Senna Mill.
Senna is a genus of ca. 300 species and widely distributed throughout the tropics (mainly in the Americas). It was formerly included in a very broadly circumscribed genus Cassia L. but differs from the latter in having flattened pods and by the absence of bracteoles (Mabberley 2008). See also Randell (2000). Most species of Cassia in cultivation (in Belgium exclusively as non-hardy pot plants, for instance C. corymbosa Lam. or C. didymobotrys Fresen.) belong to Cassia s.str. Several species of Senna (including those recorded in Belgium) are noxious weeds of agricultural land and now have a pantropical distribution.
Senna in fact belongs with Caesalpiniaceae but this family is now better included in Fabaceae (Mabberley 2008).
In addition to the species mentioned below few others have been reported from other European countries. Records of vegetative plants of Senna marylandica (L.) Link (syn.: Cassia marylandica L.) from Norway (see Melseth & al. 2007) possibly belong with Desmanthus. Likewise, Norwegian records of Chamaecrista nictitans (L.) Moench (syn.: Cassia nictitans L.) (Melseth & al. l.c.) almost certainly pertain to Sesbania herbacea. Curiously, both species were claimed from Finland by Lahtonen & Kääntönen (1992). Sure enough, several species of Fabaceae s.l. are rather characteristic soybean immigrants in many parts of western Europe but nearly all are very reluctant to flower and their exact identity often remains uncertain. The two species of Senna recorded in Belgium are rather characteristic in leaf characters only and their identification is straightforward.

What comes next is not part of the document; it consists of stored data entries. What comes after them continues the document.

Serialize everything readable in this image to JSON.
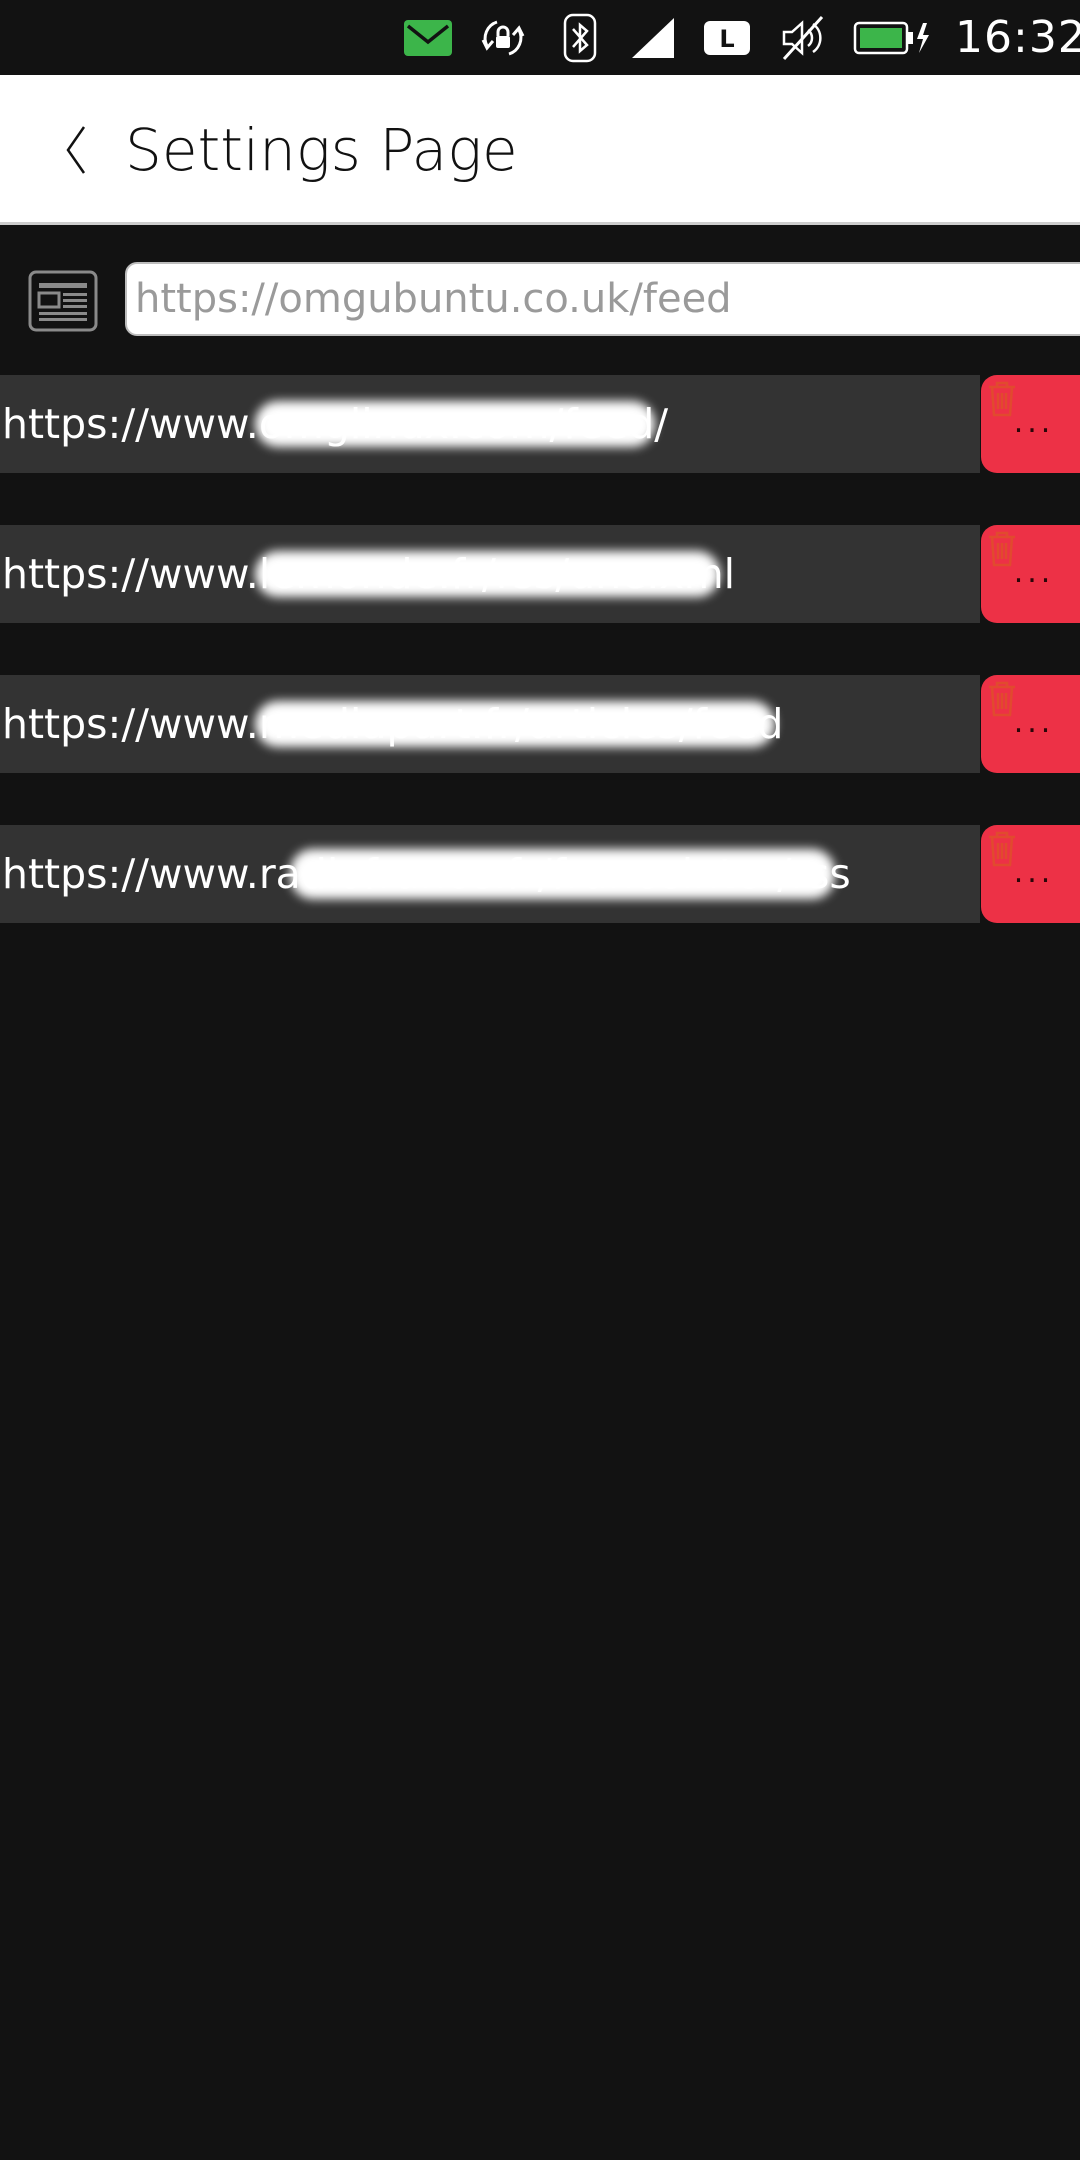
{
  "status_bar": {
    "time": "16:32",
    "network_label": "L",
    "icons": [
      "mail-icon",
      "rotation-lock-icon",
      "bluetooth-icon",
      "signal-icon",
      "network-type-icon",
      "volume-muted-icon",
      "battery-charging-icon"
    ],
    "mail_color": "#3cb54a",
    "battery_color": "#3cb54a"
  },
  "header": {
    "title": "Settings Page",
    "back_icon": "chevron-left-icon"
  },
  "add_feed": {
    "icon": "news-feed-icon",
    "placeholder": "https://omgubuntu.co.uk/feed"
  },
  "feeds": [
    {
      "url": "https://www.omglinux.com/feed/",
      "action_icon": "trash-icon",
      "action_label": "..."
    },
    {
      "url": "https://www.lemonde.fr/rss/une.xml",
      "action_icon": "trash-icon",
      "action_label": "..."
    },
    {
      "url": "https://www.mediapart.fr/articles/feed",
      "action_icon": "trash-icon",
      "action_label": "..."
    },
    {
      "url": "https://www.radiofrance.fr/franceinter/rss",
      "action_icon": "trash-icon",
      "action_label": "..."
    }
  ],
  "colors": {
    "background": "#121212",
    "header_background": "#ffffff",
    "row_background": "#333333",
    "delete_accent": "#ed3146"
  }
}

- Leaflets (4-) 6, obovate, obtuse at apex === 1. Senna obtusifolia
- Leaflets 8-10, ovate to ovate-lanceolate, acuminate at apex === 2. S. occidentalis
References
Cullen J. (1995) Cassia. In: Cullen J. & al. (eds.), The European Garden Flora, vol. 4. Cambridge University Press, Cambridge: 474-476.
Irwin H.S. & Barneby R. (1982) Review of Cassiinae in the New World. Mem. New York Bot. Gard. 35: 1-918.

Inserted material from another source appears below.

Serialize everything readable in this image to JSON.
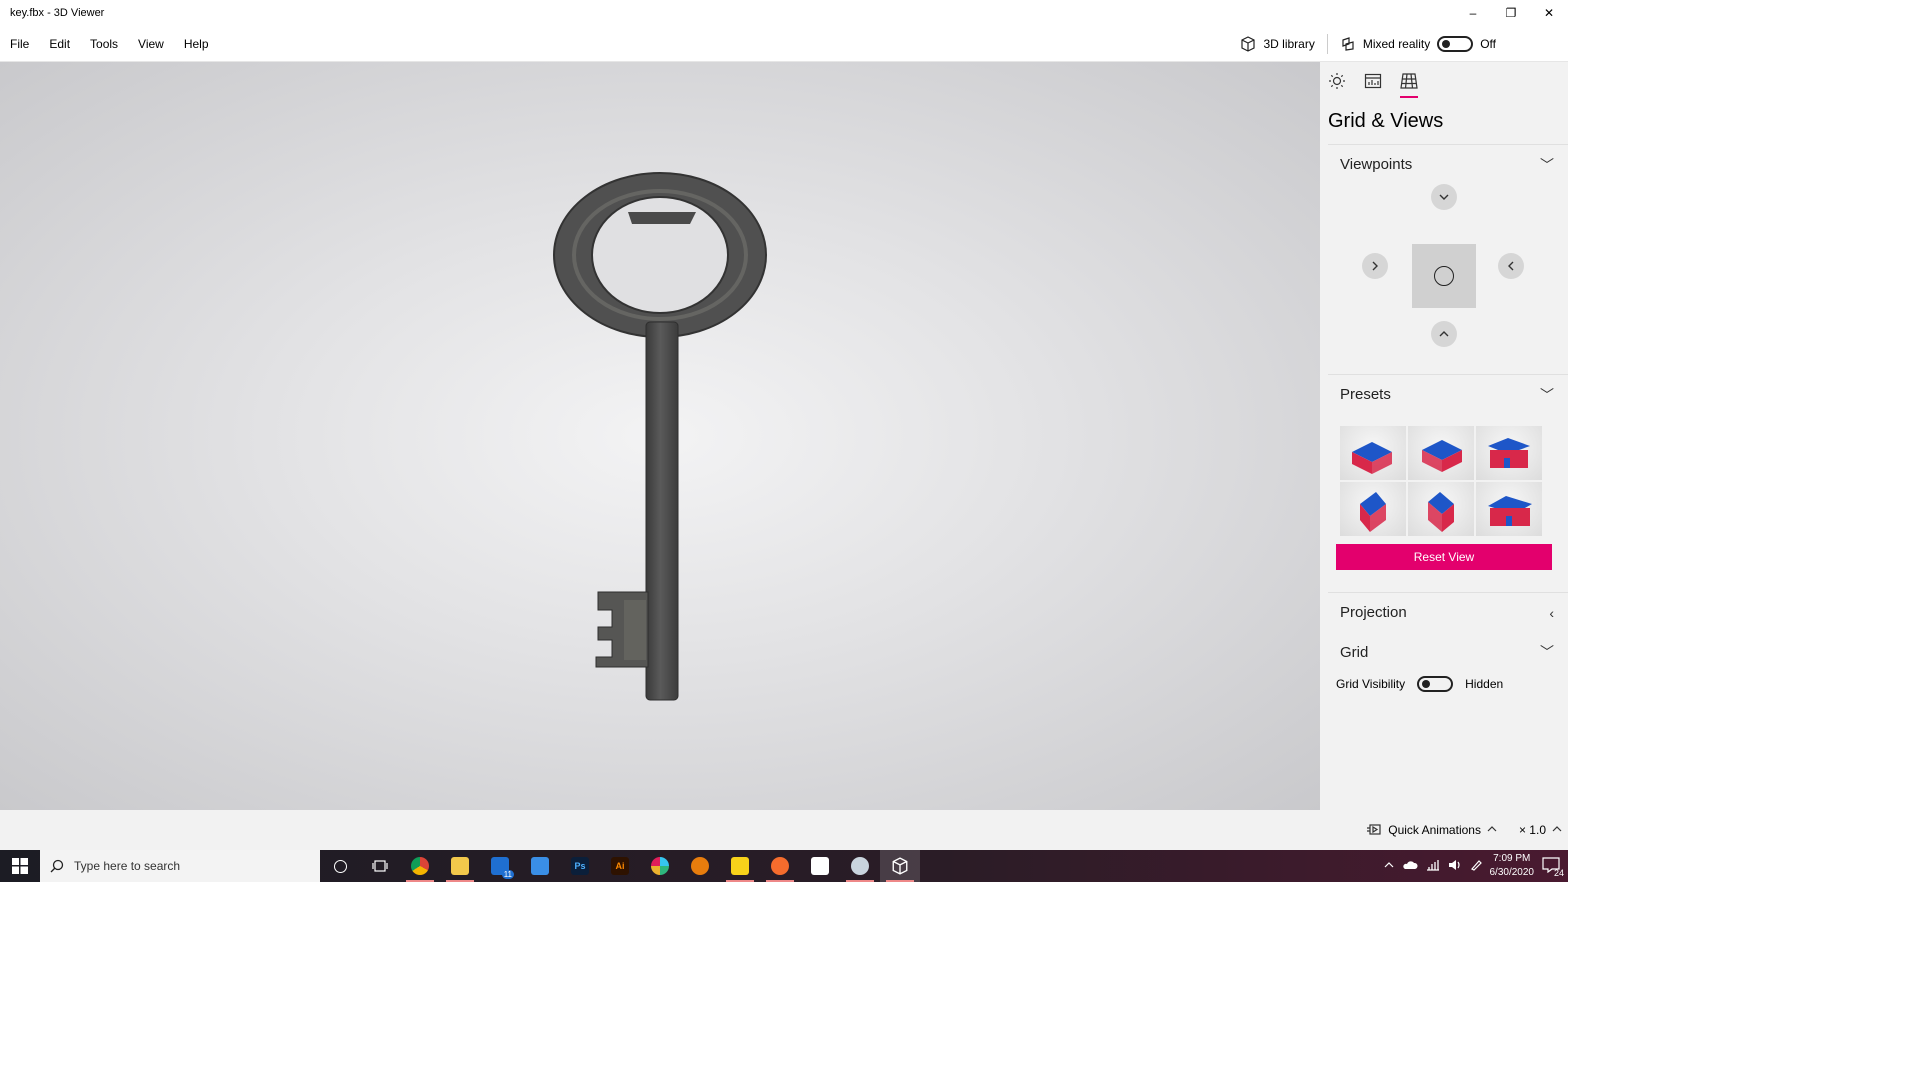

Lahtonen T. & Kääntönen M. (1992) Naantalin sataman tulokaskasveista II. Mem. Soc. Fauna Flora Fennica 68: 47-62.
Mabberley D.J. (2008) Mabberley’s plant-book (3th ed.). Cambridge University Press, Cambridge: XVIII + 1021 p.

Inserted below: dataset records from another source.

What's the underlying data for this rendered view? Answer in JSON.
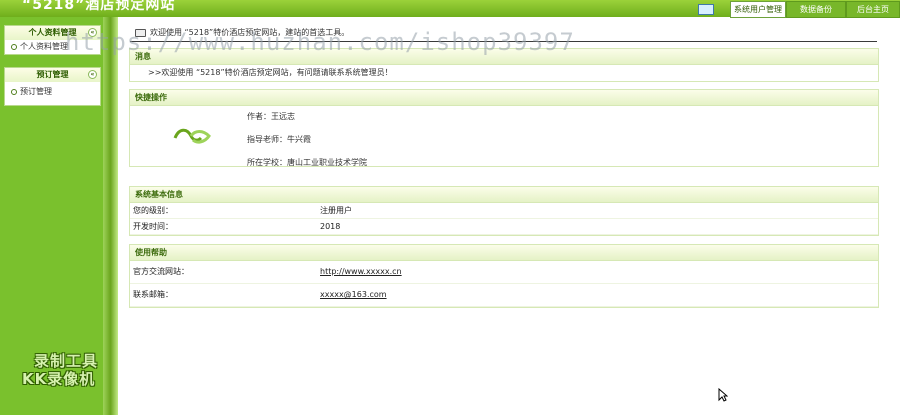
{
  "app_title": "“5218”酒店预定网站",
  "topnav": {
    "user_mgmt": "系统用户管理",
    "backup": "数据备份",
    "home": "后台主页"
  },
  "sidebar": {
    "groups": [
      {
        "title": "个人资料管理",
        "items": [
          {
            "label": "个人资料管理"
          }
        ]
      },
      {
        "title": "预订管理",
        "items": [
          {
            "label": "预订管理"
          }
        ]
      }
    ],
    "badge_line1": "录制工具",
    "badge_line2": "KK录像机"
  },
  "welcome": "欢迎使用 “5218”特价酒店预定网站，建站的首选工具。",
  "watermark": "https://www.huzhan.com/ishop39397",
  "notice": {
    "title": "消息",
    "text": ">>欢迎使用 “5218”特价酒店预定网站，有问题请联系系统管理员！"
  },
  "quick": {
    "title": "快捷操作",
    "author": "作者：王远志",
    "advisor": "指导老师：牛兴霞",
    "school": "所在学校：唐山工业职业技术学院"
  },
  "sysinfo": {
    "title": "系统基本信息",
    "rows": [
      {
        "label": "您的级别：",
        "value": "注册用户"
      },
      {
        "label": "开发时间：",
        "value": "2018"
      }
    ]
  },
  "help": {
    "title": "使用帮助",
    "rows": [
      {
        "label": "官方交流网站：",
        "value": "http://www.xxxxx.cn"
      },
      {
        "label": "联系邮箱：",
        "value": "xxxxx@163.com"
      }
    ]
  }
}
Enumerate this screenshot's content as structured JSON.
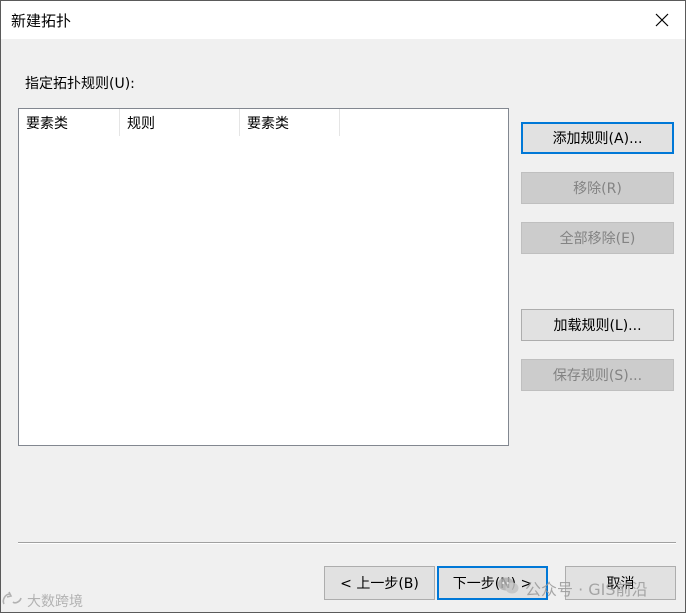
{
  "window": {
    "title": "新建拓扑"
  },
  "prompt": {
    "label": "指定拓扑规则(U):"
  },
  "rules_list": {
    "columns": [
      "要素类",
      "规则",
      "要素类"
    ],
    "rows": []
  },
  "side_buttons": {
    "add_rule": "添加规则(A)...",
    "remove": "移除(R)",
    "remove_all": "全部移除(E)",
    "load_rules": "加载规则(L)...",
    "save_rules": "保存规则(S)..."
  },
  "footer": {
    "back": "< 上一步(B)",
    "next": "下一步(N) >",
    "cancel": "取消"
  },
  "watermarks": {
    "left": "大数跨境",
    "right": "公众号 · GIS前沿"
  },
  "colors": {
    "default_button_border": "#0078d7",
    "dialog_background": "#f0f0f0"
  }
}
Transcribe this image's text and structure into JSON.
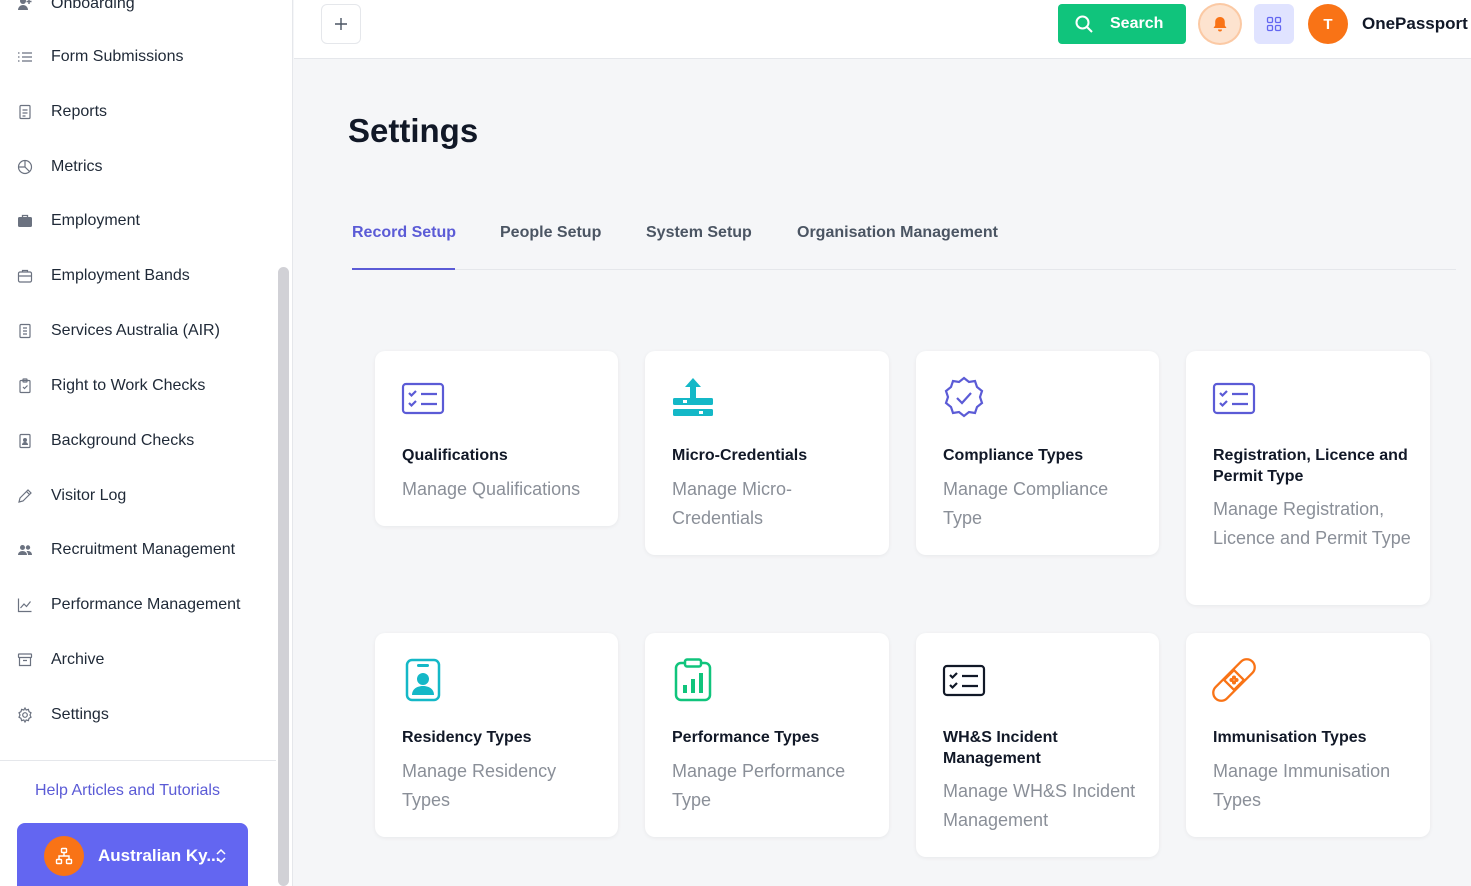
{
  "sidebar": {
    "items": [
      {
        "label": "Onboarding",
        "icon": "user-plus-icon"
      },
      {
        "label": "Form Submissions",
        "icon": "list-icon"
      },
      {
        "label": "Reports",
        "icon": "report-icon"
      },
      {
        "label": "Metrics",
        "icon": "pie-chart-icon"
      },
      {
        "label": "Employment",
        "icon": "briefcase-icon"
      },
      {
        "label": "Employment Bands",
        "icon": "briefcase-outline-icon"
      },
      {
        "label": "Services Australia (AIR)",
        "icon": "document-icon"
      },
      {
        "label": "Right to Work Checks",
        "icon": "clipboard-icon"
      },
      {
        "label": "Background Checks",
        "icon": "id-document-icon"
      },
      {
        "label": "Visitor Log",
        "icon": "pen-icon"
      },
      {
        "label": "Recruitment Management",
        "icon": "users-icon"
      },
      {
        "label": "Performance Management",
        "icon": "trend-chart-icon"
      },
      {
        "label": "Archive",
        "icon": "archive-icon"
      },
      {
        "label": "Settings",
        "icon": "gear-icon"
      }
    ],
    "help_link": "Help Articles and Tutorials",
    "org_name": "Australian Ky..."
  },
  "topbar": {
    "search_label": "Search",
    "user_initial": "T",
    "user_name": "OnePassport"
  },
  "main": {
    "title": "Settings",
    "tabs": [
      {
        "label": "Record Setup",
        "active": true
      },
      {
        "label": "People Setup",
        "active": false
      },
      {
        "label": "System Setup",
        "active": false
      },
      {
        "label": "Organisation Management",
        "active": false
      }
    ],
    "cards": [
      {
        "title": "Qualifications",
        "desc": "Manage Qualifications",
        "icon": "checklist-card-icon"
      },
      {
        "title": "Micro-Credentials",
        "desc": "Manage Micro-Credentials",
        "icon": "upload-stack-icon"
      },
      {
        "title": "Compliance Types",
        "desc": "Manage Compliance Type",
        "icon": "badge-check-icon"
      },
      {
        "title": "Registration, Licence and Permit Type",
        "desc": "Manage Registration, Licence and Permit Type",
        "icon": "checklist-card-icon"
      },
      {
        "title": "Residency Types",
        "desc": "Manage Residency Types",
        "icon": "id-badge-icon"
      },
      {
        "title": "Performance Types",
        "desc": "Manage Performance Type",
        "icon": "clipboard-chart-icon"
      },
      {
        "title": "WH&S Incident Management",
        "desc": "Manage WH&S Incident Management",
        "icon": "incident-list-icon"
      },
      {
        "title": "Immunisation Types",
        "desc": "Manage Immunisation Types",
        "icon": "bandage-icon"
      }
    ]
  },
  "colors": {
    "accent": "#5b5bd6",
    "search": "#10c47c",
    "avatar": "#f97316",
    "icon_teal": "#14b8c7",
    "icon_purple": "#5b5bd6",
    "icon_orange": "#f97316"
  }
}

Marazzi B., Endress P.K., de Queiroz L.P. & Conti E. (2006) Phylogenetic relationships within Senna (Leguminosae, Cassiinae) based on three chloroplast DNA regions: patterns in the evolution of floral symmetry and extrafloral nectaries. Amer. J. Bot. 93: 288-303.
Mazer S.J. & Dawson K.A. (2001) Phylogenetic relationships in the Caesalpinioideae (Leguminosae) as inferred from chloroplast trnL intron sequences. Syst. Bot. 26: 487-514.
Melseth T.H., Grøstad T. & Halvorsen R. (2007) Blant Ipomoea’er på Place d’Amerique. Om et eventyr blant soyaadventiver sommeren og høsten 1999 – og en delvis nekrolog. Blyttia 65(4): 224-234. [available online at: http://nhm2.uio.no/botanisk/nbf/blyttia/blyttia_pdf/Blyttia_200704_skjermkvalitet_hele.pdf]
Randell B.R. (2000) Cassia and Senna: a review of the groups of plants formerly known as Cassia. Austral. Pl. 20(162): 238-249.